Going to Court - Contact & Residence Orders
If it is not possible to agree to child residence and contact arrangements outside of court, any individual holding Parental Rights & Responsibilities (PR&Rs), or another individual who can 'claim an interest' in a child (such as a grandparent) can apply to the court for a child arrangement order. If you do not have PR&R there are various ways to obtain them. You can either enter an Agreement with the parent who already has them or apply to the Court.
A Court will take into account the child’s welfare before granting a Residence Order and/or Contact Order. A Residence Order will set out with whom the child should live (which may include splitting residency, known as a Joint Residence Order), whilst a Contact Order may order direct contact, allowing visits, or allow the child to stay with the non-residing parent or other interested party.
Our experienced family solicitors provide a free initial consultation to determine how we may be able to assist you in resolving any child custody or contact issues.
Frequently Asked Questions
Do I have Parental Rights & Responsibilities?
Parental Rights and Responsibilities (PR&Rs) are the rights and responsibilities associated with a parent who is legally responsible for the safeguarding and promotion of their child’s development and welfare. Other legal responsibilities include, guidance, and maintaining and promoting contact as well as the responsibility to act as the child’s legal representative.
It is not always the case that parents will both automatically have PR&Rs. A child’s biological mother automatically acquires PR&Rs at birth, whereas the father will obtain them if:
- the child’s father is married to the child’s mother at the time of conception or any time after; or
- he is not married to the child’s mother but is named as the father on the child’s birth certificate. (This applies for children born after 4 May 2006, but if the mother does not consent to this taking place, the father will be required to obtain an Order from the Court conferring PR&Rs.)
It is also possible for more than two individuals to hold PR&Rs at one time. Quite often step-parents, grandparents or other third parties who “claim an interest” in the child can apply for PR&Rs by way of a Parental Rights and Responsibilities Agreement or by Court Order. At Kee Solicitors, we will happily assist in resolving any of these issues. Please contact us today for a free consultation with a family lawyer.
Do Grandparents have rights?
In Scots Law, grandparents do not have any immediate rights regarding contact with their grandchildren, but may, in certain circumstances make an application for a residence or contact order. A Court will consider the child’s welfare to a large degree when assessing the appropriateness of any Court orders. If you are a grandparent seeking to establish contact with your grandchildren, we can advise on your options.

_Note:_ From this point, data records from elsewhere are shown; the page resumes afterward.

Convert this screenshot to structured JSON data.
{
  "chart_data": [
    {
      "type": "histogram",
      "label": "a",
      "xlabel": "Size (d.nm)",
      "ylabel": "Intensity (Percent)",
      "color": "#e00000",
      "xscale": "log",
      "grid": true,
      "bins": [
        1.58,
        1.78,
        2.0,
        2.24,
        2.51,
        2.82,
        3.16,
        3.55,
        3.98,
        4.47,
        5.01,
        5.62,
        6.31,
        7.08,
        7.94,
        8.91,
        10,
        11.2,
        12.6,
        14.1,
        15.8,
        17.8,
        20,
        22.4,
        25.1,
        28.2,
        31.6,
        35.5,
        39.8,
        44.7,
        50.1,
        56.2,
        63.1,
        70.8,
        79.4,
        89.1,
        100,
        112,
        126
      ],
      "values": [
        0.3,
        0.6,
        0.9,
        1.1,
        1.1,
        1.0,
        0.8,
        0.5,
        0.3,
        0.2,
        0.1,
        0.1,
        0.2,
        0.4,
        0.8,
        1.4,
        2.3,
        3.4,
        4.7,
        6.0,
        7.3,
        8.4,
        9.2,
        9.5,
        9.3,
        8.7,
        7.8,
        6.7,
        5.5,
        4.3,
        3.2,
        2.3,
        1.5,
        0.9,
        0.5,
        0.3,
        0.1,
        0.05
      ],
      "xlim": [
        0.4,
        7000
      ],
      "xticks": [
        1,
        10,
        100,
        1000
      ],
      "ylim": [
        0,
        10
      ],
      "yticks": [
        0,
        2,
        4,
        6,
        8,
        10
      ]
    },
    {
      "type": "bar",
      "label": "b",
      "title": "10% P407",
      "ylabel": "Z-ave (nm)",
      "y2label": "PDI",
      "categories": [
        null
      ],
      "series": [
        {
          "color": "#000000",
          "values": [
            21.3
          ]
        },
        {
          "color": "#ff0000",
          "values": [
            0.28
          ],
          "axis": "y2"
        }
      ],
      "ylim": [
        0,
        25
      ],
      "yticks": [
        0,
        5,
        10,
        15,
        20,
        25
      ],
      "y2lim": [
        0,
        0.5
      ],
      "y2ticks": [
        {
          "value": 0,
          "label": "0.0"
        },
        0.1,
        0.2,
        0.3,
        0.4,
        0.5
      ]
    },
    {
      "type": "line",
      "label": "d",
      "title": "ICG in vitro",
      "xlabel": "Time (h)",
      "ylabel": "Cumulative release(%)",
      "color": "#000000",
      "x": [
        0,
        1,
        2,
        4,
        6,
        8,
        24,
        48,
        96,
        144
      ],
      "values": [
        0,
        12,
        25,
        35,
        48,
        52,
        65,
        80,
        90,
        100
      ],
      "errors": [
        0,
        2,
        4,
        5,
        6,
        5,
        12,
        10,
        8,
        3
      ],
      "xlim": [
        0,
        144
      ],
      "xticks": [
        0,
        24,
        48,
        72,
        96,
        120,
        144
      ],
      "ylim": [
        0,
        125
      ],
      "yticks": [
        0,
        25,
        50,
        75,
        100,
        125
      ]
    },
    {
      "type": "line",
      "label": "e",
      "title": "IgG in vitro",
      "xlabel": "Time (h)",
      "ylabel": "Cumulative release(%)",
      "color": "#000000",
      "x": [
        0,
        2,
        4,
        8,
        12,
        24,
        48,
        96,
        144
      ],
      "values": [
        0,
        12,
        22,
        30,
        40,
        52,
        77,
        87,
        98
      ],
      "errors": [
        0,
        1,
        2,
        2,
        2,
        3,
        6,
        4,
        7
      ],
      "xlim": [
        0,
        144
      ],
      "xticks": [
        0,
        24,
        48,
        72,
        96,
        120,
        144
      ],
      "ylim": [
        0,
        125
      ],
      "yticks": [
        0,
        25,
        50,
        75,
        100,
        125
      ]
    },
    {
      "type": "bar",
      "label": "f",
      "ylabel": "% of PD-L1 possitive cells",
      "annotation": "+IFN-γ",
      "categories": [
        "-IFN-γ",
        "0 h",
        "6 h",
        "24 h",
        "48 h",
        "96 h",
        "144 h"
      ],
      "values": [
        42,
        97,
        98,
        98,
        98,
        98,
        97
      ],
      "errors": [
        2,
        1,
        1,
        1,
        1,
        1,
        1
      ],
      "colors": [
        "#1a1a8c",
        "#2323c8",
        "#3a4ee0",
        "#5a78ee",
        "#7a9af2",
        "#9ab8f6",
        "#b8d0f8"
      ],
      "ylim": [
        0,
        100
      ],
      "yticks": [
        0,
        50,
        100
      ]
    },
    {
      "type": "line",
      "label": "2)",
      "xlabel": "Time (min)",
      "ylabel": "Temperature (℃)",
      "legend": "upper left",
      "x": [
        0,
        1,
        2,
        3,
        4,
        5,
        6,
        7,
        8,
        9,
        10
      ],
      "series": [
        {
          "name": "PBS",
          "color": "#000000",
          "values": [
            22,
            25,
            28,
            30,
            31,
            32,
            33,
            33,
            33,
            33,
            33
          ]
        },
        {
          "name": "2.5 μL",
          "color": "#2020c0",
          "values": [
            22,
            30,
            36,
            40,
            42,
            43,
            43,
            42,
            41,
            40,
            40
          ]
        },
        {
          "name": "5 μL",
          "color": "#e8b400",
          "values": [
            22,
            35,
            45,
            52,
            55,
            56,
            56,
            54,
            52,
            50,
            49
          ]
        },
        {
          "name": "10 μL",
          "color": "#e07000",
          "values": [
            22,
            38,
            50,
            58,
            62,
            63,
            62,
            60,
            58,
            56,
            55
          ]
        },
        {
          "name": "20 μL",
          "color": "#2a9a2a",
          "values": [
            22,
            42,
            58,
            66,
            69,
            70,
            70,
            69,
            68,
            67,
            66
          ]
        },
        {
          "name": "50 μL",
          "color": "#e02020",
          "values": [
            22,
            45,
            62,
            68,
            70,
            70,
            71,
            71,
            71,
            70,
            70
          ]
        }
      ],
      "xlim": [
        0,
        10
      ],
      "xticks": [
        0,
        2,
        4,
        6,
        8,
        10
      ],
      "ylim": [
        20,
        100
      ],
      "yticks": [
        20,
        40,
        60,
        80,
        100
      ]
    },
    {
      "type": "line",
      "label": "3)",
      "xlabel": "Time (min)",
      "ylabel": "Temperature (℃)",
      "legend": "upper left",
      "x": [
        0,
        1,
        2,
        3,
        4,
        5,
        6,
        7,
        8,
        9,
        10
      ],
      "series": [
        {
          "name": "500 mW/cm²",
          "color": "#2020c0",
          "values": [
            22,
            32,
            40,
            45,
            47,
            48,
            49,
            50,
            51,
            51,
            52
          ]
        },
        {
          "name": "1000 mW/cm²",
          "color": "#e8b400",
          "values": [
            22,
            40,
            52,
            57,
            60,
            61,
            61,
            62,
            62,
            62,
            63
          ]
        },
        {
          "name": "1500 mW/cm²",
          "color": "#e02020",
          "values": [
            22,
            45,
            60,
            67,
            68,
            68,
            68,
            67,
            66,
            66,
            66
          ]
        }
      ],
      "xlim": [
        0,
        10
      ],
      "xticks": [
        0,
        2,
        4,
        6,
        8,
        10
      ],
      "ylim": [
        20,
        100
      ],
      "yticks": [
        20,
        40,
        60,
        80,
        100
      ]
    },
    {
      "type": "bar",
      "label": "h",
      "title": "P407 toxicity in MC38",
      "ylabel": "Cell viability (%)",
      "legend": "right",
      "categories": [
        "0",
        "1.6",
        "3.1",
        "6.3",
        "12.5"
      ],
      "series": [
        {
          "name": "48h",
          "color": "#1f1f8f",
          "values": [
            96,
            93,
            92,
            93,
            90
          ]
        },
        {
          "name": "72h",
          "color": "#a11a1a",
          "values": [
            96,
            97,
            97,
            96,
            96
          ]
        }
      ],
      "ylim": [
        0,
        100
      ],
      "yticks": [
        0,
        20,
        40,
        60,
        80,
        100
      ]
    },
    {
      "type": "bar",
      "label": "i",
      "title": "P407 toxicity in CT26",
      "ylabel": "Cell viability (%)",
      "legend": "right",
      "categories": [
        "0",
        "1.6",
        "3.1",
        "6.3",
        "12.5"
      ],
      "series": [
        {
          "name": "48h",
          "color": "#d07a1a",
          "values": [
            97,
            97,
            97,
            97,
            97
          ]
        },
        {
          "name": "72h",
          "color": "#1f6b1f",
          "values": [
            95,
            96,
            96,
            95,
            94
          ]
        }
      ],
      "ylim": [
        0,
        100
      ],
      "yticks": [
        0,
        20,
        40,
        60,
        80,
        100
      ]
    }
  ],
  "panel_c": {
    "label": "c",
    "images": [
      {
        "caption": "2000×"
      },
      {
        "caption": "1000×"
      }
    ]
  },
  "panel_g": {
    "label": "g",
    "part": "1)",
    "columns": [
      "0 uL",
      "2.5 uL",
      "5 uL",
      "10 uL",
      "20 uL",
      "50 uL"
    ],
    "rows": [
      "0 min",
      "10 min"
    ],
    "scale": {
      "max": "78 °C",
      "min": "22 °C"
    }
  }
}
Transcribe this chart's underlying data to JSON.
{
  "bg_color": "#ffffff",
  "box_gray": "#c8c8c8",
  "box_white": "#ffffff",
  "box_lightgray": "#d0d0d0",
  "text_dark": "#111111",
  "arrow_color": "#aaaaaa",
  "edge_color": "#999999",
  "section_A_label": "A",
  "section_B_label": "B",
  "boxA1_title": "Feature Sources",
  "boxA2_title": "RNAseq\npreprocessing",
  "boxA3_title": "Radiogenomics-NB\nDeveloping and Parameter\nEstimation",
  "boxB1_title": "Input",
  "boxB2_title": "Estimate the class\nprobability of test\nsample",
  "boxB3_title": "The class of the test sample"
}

What is a Residence Order?
A “residence order” is a court order that states with whom a child should live. It is possible for parents to have a Joint Residence order sharing the child’s main home, however it is more common for one parent to have a “residence order” and the other to have a “contact order”.
What is a Contact Order?
A “contact order” is an order of the court entitling a person to have contact with a child. Contact can take place in a variety of ways with or without conditions attached. Contact orders range from overnight contact to indirect letterbox contact.
Who can apply for a Residence Order?
Any individual who can 'claim and interest' in the welfare of the child may apply to court for a residence order in their favour. This may include parents, but also grandparants, siblings, or even unrelated individuals. We can provide a free consultation with one of our experinced family soclicitors to determine whether an application for a residence order is appropriate to your circumstances.
Does a child have a say in who they live with?
The child’s age and maturity will be taken into consideration when assessing the weight to be given to their views. It should also be noted that this area of law is currently under development and may shift toward younger children given their views through various methods.
Contact Us for Advice.
How do I change existing child residence or contact arrangements?
If you feel existing arrangements are no longer in your child's best interests, you can seek to have the arrangements varied. However, it is essential that you continue to comply with any existing court order that is in place until a variation has been formally agreed. If you do not comply with an existing court order you may be found to be in Contempt of Court, which could have serious implications.
A child contact or residence order may be varied if the court agrees that there has been a material change in circumstances and it is in the child's best interests to amend the order. We can provide an initial, free consultation to determine whether your circumstances are likely to warrant a variation of your existing child residence or child contact order.